Au sein du taoïsme, la Chine est imagée comme le continent des esprits, et c’est ainsi que « Séjour dans les Monts Fuchun » se dessine à travers les âges, se pourvoyant de longs plans séquences excédant de beauté. Tissé à la manière d’un drame familial utilisant comme prétexte d’introduction l’anniversaire de la grand-mère, ce film, se voulant comme le premier chapitre d’une future trilogie, dresse le portrait d’une Chine dans laquelle les êtres se voient privatiser par un certain héritage économique. Le personnage de la mère, par exemple, associe d’emblée le bonheur uniquement au confort financier, tandis que son frère, accro au jeu, va jusqu’à mettre sa famille en péril en se roulant sous les dettes. Bref, ici, au risque de paraître indigent, l’argent est le temps, sauf lors de quelques moments éparses, glissés dans la trame avec une remarquable parcimonie. On songe notamment à cette scène en plan-séquence, où deux personnages font une course, l’un marchant près du rivage, l’autre nageant dans les eaux troubles. En signant ce genre de scène, Gu Xiaogang, au delà de la nature des êtres, explore la nature du temps. Le long du film, nous avons souvent droit à des répliques du type « on a vécu ici trente ans, ça a été démolit en trois jours », ou des personnages oubliant parfois leurs propres anniversaires, ou d’autres se voyant sans cesse vieillir, ou rajeunir (« tu joues encore avec l’eau à ton âge ! »). Tout cela ne fait que conforter « Séjour dans les Monts Fuchun » dans son approche taoïste de la matière filmique, allant jusqu’à effleurer les allures du documentaire au travers d’une spontanéité revendiquée, et visible à l’écran, comme lorsque des passants et se surprennent à être filmés.

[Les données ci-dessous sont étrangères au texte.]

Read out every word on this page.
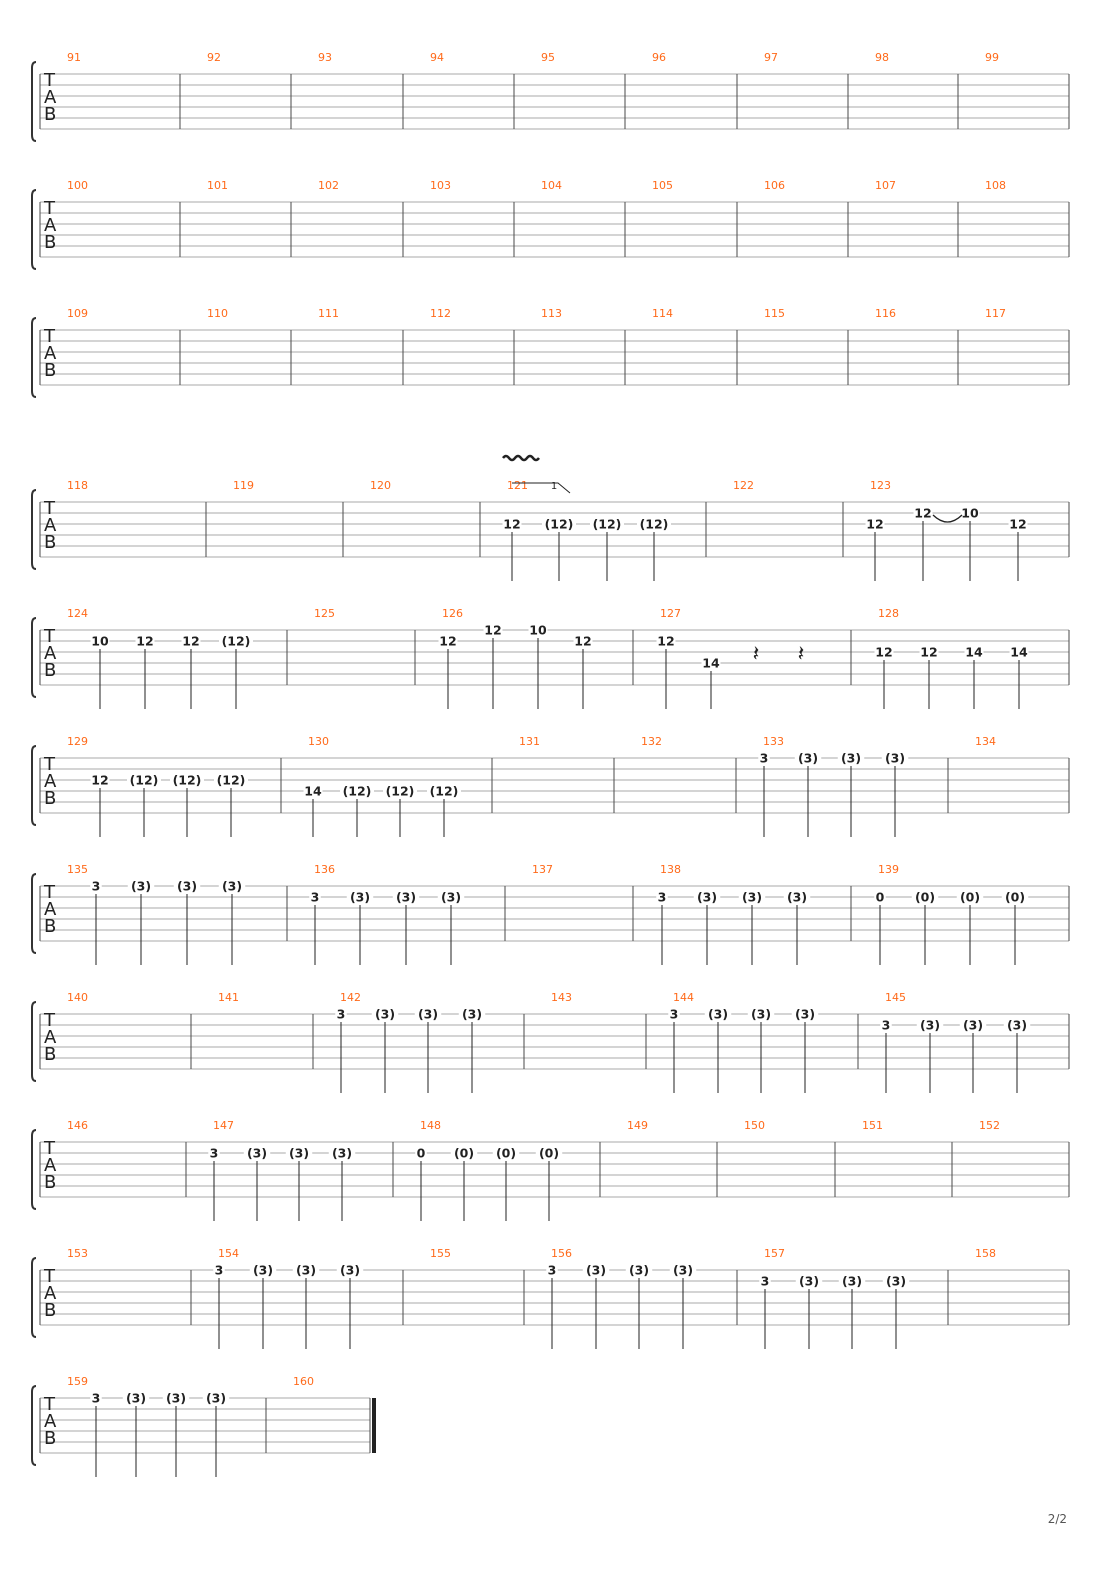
T
A
B
91	92	93	94	95	96	97	98	99
T
A
B
100	101	102	103	104	105	106	107	108
T
A
B
109	110	111	112	113	114	115	116	117
T
A
B
118	119	120	121 1
12 (12) (12) (12)
122	123
12
12 10
12
T
A
B
124
10 12 12 (12)
125	126
12
12 10
12
127
12
14 𝄽 𝄽
128
12 12 14 14
T
A
B
129
12 (12) (12) (12)
130
14 (12) (12) (12)
131	132	133
3 (3) (3) (3)
134
T
A
B
135
3 (3) (3) (3)
136
3 (3) (3) (3)
137	138
3 (3) (3) (3)
139
0 (0) (0) (0)
T
A
B
140	141	142
3 (3) (3) (3)
143	144
3 (3) (3) (3)
145
3 (3) (3) (3)
T
A
B
146	147
3 (3) (3) (3)
148
0 (0) (0) (0)
149	150	151	152
T
A
B
153	154
3 (3) (3) (3)
155	156
3 (3) (3) (3)
157
3 (3) (3) (3)
158
T
A
B
159
3 (3) (3) (3)
160
2/2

En dressant ainsi un parallèle entre tradition et modernité en Chine, Gu Xiaogang sonde avec poésie cette famille, proie des mutations de son environnement. Mais si on y retrouve cette joute de spontanéité, le film déploie également les attraits d’une exigence visuelle quasiment cyclique. Nombreux sont les plans où au moins deux actions sont disséminées dans le cadre, nous laissant voir le grand et le petit dans cette ville en pleine métamorphose. En se reposant sur un rythme relativement lent, « Séjour dans les Monts Fuchun » se permet ainsi d’entrer dans les mutations de cette famille, ne faisant que suivre celles déjà engagées par leur espace, et dont ils sont eux mêmes les investigateurs. Par exemple, on peut se remémorer cette séquence où un des frère explique à son rencard comment, il n’y a pas si longtemps, il péchait le poisson à l’explosif, vidant la rivière de ses ressources, jusqu’à ne plus savoir qu’en faire, avant de devoir raccrocher la pèche pour cette même raison.
Fiction et documentaire, tradition et modernité, poésie et économie, fleuve coulant indéfiniment et ville en pleine transformation. C’est en liant ce microcosme que « Séjour dans les Monts Fuchun » communique une lucidité palpable entre le distinct et l’indistinct, liant la nature propre à la nature des êtres au travers d’une précision particulièrement fertile. On ne peut qu’en sortir heureux : ils y avait mille choses à voir, à écouter, à déceler, et aussi, et peut-être surtout, la naissance d’un réalisateur.